The same difficulty presents itself to the ear, faithful but naturally lazy, when listening to Gérard Pesson's Kein Deutscher Himmel, a transcription of the Adagietto from Mahler's Symphony No. 5: can it forget the model? But the hair stands on end and tingles run through the body at the first bars, when the supple voices of the violas resonate on the piano, taken up solo at the far right of the stage by the very timbre of Laura Muller. It's beautiful to cry. While respecting the original score, the composer sought to reproduce the very rich and subtle acoustic universe of the Venice lagoon, not only thanks to the complicity of Martin Kaltenecker, who added extracts from the Venetian Sonnets as well as the Journal of German romantic poet August von Platen (1796-1835), but also and above all by the fine variation of timbres and the use of the extreme high notes of a soprano (Anne-Laure Hulin, masterful) in order to circumvent the inevitable reduction of the ambitus of the choir in relation to that of the orchestra. It took the excellence of an ensemble like the Métaboles to interpret this metamorphosis.
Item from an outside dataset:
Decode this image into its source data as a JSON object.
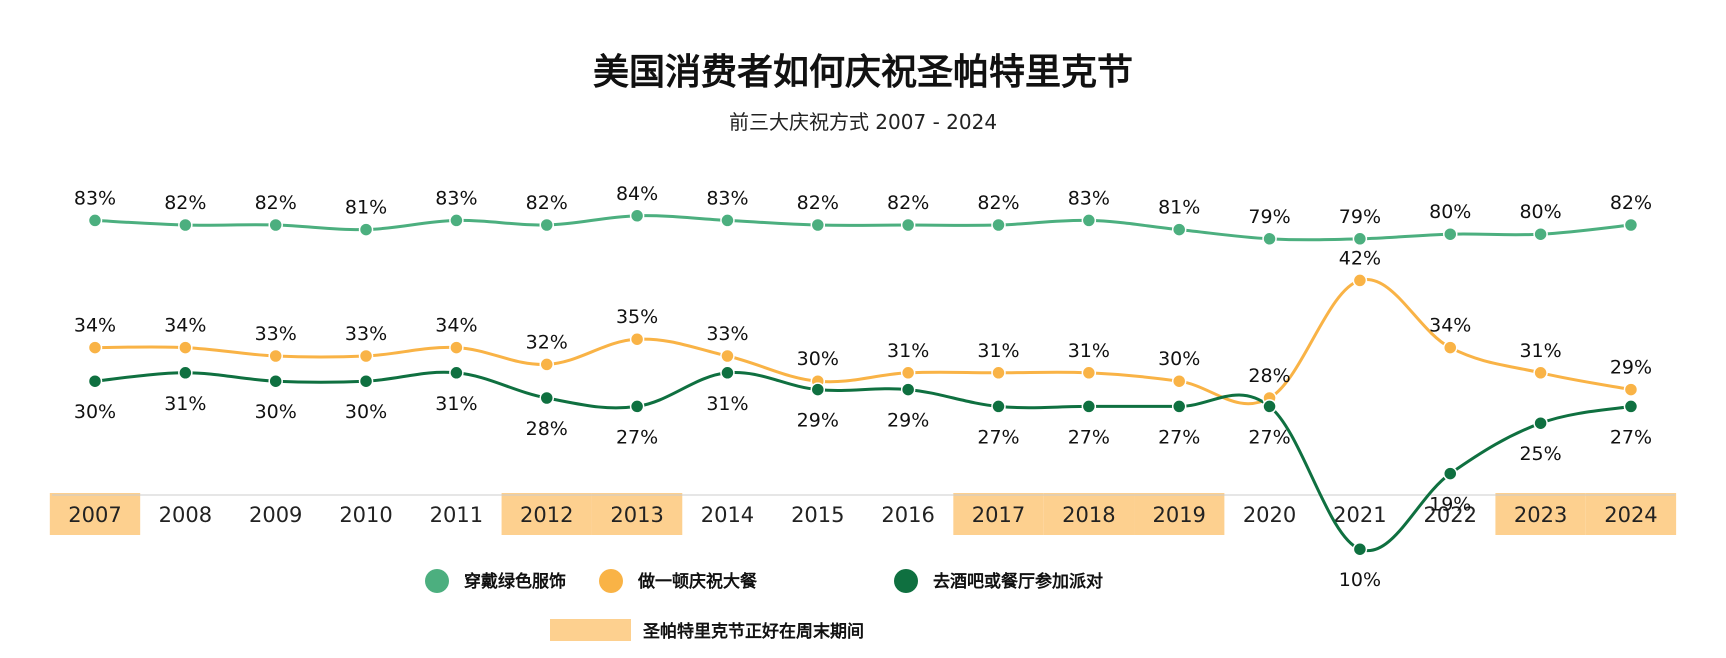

Last, but not least: the four movements of the Choir Concerto, by Alfred Schnittke, lasting approximately 45 minutes. In the Russian Orthodox tradition, “concerto” is to be understood as “motet” or “cantata”. The text: The Book of Lamentations by the Armenian monk and poet Gregory of Narek (951-1003), in the Russian translation by Naum Grebnev. Be careful, excess presides here, from meditation to incantation and from confidence to mystical trance, with very powerful crescendos and tuttis, the very beautiful melismas of solo voices soaring above the mass ( the soprano Maya Villanueva, the tenor Marco Van Baaren), successive waves of increasing intensity or even the “black sorrow” of an instant prayer. Very collected themselves, all of the choristers perfectly convey the lyricism, the dramaturgy and the devotion which underlie this spiritual piece from start to finish. The space of the basilica will have offered throughout the evening (at least in the first rows) the space required by this choral music.

he generous Léo Warynski announces as an encore the second of the Three Sacred Hymns (1984) by the same Schnittke. Thanks, Maestro!